Scott Sangster, chief executive officer of HealthinReach.com, a free website that offers discounts and online scheduling for dental and medical appointments nationwide, is not surprised by the survey’s results.
“The good news is that patients have historically and will continue, we believe, to look to their doctors for advice about all kinds of tools and information to help manage their care — as they should,” Sangster said. “So, it doesn’t surprise me that patients would either go online or download an app based on the advice of the doctor.”
And that, says Sangster, is information that doctors should leverage.
Augmenting the relationship
It’s no secret that patients are using technology to augment their relationship with physicians and enhance their own care maintenance. Sangster points out that doctor-patient in-person communication may last for 10 or 15 minutes and occur only two to three times a year, leaving the vast majority of time for patients to utilize other ways of creating their own care maintenance.
Even when physicians don’t recommend a specific application, their patients are beginning their consults, in many cases, before they go into the office. And they’re continuing the consult after they walk out of the office. They’re using applications and websites to maintain or extend that consult beyond their interaction with the actual physician.
As such, Sangster says that just as patients value medical app recommendations made by physicians, physicians would be wise to stay abreast of what medical apps their patients are using.
“A physician benefits from the fact that, over the course of six months, he or she may see 500 to 700 patients come through their office,” Sangster explains. “And the fact is that [these patients] are going to see 500 to 700 more things in the world of technology than an individual physician can. And so I think that for physicians who are looking to stay abreast of technological developments, it makes sense to extend that out and listen to what patients are finding useful and not finding useful, as well as continuing to try new things themselves. I think it is bi-directional.”
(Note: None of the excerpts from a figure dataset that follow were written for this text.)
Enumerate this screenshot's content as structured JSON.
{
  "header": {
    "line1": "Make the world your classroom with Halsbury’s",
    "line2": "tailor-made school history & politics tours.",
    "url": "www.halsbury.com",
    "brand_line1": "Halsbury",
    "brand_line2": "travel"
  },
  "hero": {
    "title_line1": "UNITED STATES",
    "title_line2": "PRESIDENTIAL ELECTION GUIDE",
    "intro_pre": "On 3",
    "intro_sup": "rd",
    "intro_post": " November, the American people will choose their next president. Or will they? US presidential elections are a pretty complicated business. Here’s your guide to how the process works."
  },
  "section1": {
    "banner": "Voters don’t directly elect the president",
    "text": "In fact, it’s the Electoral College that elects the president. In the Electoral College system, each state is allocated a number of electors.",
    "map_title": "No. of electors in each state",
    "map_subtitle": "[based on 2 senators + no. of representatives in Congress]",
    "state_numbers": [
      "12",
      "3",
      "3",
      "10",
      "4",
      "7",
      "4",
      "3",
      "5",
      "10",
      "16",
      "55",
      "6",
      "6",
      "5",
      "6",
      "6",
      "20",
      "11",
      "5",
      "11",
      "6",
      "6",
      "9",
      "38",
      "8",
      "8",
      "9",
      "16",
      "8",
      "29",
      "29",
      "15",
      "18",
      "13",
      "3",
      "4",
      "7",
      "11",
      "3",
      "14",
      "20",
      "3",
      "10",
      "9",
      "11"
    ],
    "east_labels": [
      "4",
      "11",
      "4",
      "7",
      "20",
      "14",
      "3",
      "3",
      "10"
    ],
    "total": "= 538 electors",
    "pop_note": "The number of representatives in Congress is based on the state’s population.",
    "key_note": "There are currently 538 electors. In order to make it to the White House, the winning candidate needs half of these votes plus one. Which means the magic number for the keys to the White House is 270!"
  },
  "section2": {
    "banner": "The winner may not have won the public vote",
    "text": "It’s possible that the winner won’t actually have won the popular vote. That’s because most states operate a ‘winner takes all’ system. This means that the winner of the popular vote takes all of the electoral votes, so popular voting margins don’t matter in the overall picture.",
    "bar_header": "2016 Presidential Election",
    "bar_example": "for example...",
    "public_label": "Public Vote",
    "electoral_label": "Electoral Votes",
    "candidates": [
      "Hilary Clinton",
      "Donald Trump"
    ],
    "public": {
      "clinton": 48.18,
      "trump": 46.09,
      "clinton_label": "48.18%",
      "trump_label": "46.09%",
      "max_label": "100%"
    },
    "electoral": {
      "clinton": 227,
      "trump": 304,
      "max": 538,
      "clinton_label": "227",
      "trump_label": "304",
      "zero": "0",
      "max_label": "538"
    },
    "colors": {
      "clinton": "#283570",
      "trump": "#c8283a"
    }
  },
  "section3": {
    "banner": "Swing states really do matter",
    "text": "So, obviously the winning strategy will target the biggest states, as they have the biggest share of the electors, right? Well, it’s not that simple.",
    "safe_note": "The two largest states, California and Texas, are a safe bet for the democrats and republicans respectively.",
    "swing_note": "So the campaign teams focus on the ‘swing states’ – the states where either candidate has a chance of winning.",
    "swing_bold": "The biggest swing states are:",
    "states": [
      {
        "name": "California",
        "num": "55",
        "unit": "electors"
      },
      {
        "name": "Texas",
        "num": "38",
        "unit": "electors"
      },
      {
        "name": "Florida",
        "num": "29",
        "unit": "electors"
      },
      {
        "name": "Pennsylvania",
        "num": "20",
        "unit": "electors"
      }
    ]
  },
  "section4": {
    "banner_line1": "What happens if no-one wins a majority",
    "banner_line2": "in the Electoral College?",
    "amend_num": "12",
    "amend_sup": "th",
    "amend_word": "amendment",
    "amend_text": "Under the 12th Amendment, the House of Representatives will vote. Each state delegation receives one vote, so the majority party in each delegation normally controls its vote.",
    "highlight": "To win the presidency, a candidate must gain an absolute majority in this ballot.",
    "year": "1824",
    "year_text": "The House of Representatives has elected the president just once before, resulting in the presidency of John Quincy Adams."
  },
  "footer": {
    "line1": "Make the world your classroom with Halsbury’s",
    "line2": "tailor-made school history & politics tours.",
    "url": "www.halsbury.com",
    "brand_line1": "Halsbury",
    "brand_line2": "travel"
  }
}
Shift in consumer expectation
Sangster points to an underlying shift in the nature of consumer expectations, or patient expectations, from their interactions with the health care community. And part of that is the greater expectation of customer service that is being enabled by the internet and mobile technology.
Patients have seen how the internet is used to improve services being offered by other traditional consumer-oriented industries, like online retail or restaurants, and they can compare the health care industry.
“I think increasingly patients are looking to health care to see those same kinds of adoptions of technology to improve the service that physicians can offer,” Sangster says.
That, Sangster says, means providing more information to patients pre-visit, as well as post-visit education. According to Sangster, 50% of information in a consult is forgotten by the patient. This is unfortunate, he says, since that information can be important and there are plenty of simple tools and services that can help close that loop.
HealthinReach.com offers post-visit notes, so that physicians and their practices can remind patients about prescriptions or follow-ups.
“And Health and Reach will even remind the doctor’s staff that it’s time to reach out and bring that patient back in, and it will remind the patient that it’s time to schedule an appointment for their next annual visit,” Sangster says. “Patients are used to that level of service in other industries, but in health care, seem to get lost in the process.”
Sangster says that research indicates that one-third of patients are consistently researching doctors online. Those patients know a great deal about their physician before setting foot in their office. In addition, 60% of Americans research some type of health-related information online.
“It’s incumbent upon doctors who hope to maintain healthy growing practices to begin to, if they’re not already, embracing the internet and mobile technologies, and platforms for finding new patients and maintaining their relationships with patients,” Sangster says. “And I think they need to do that quickly.”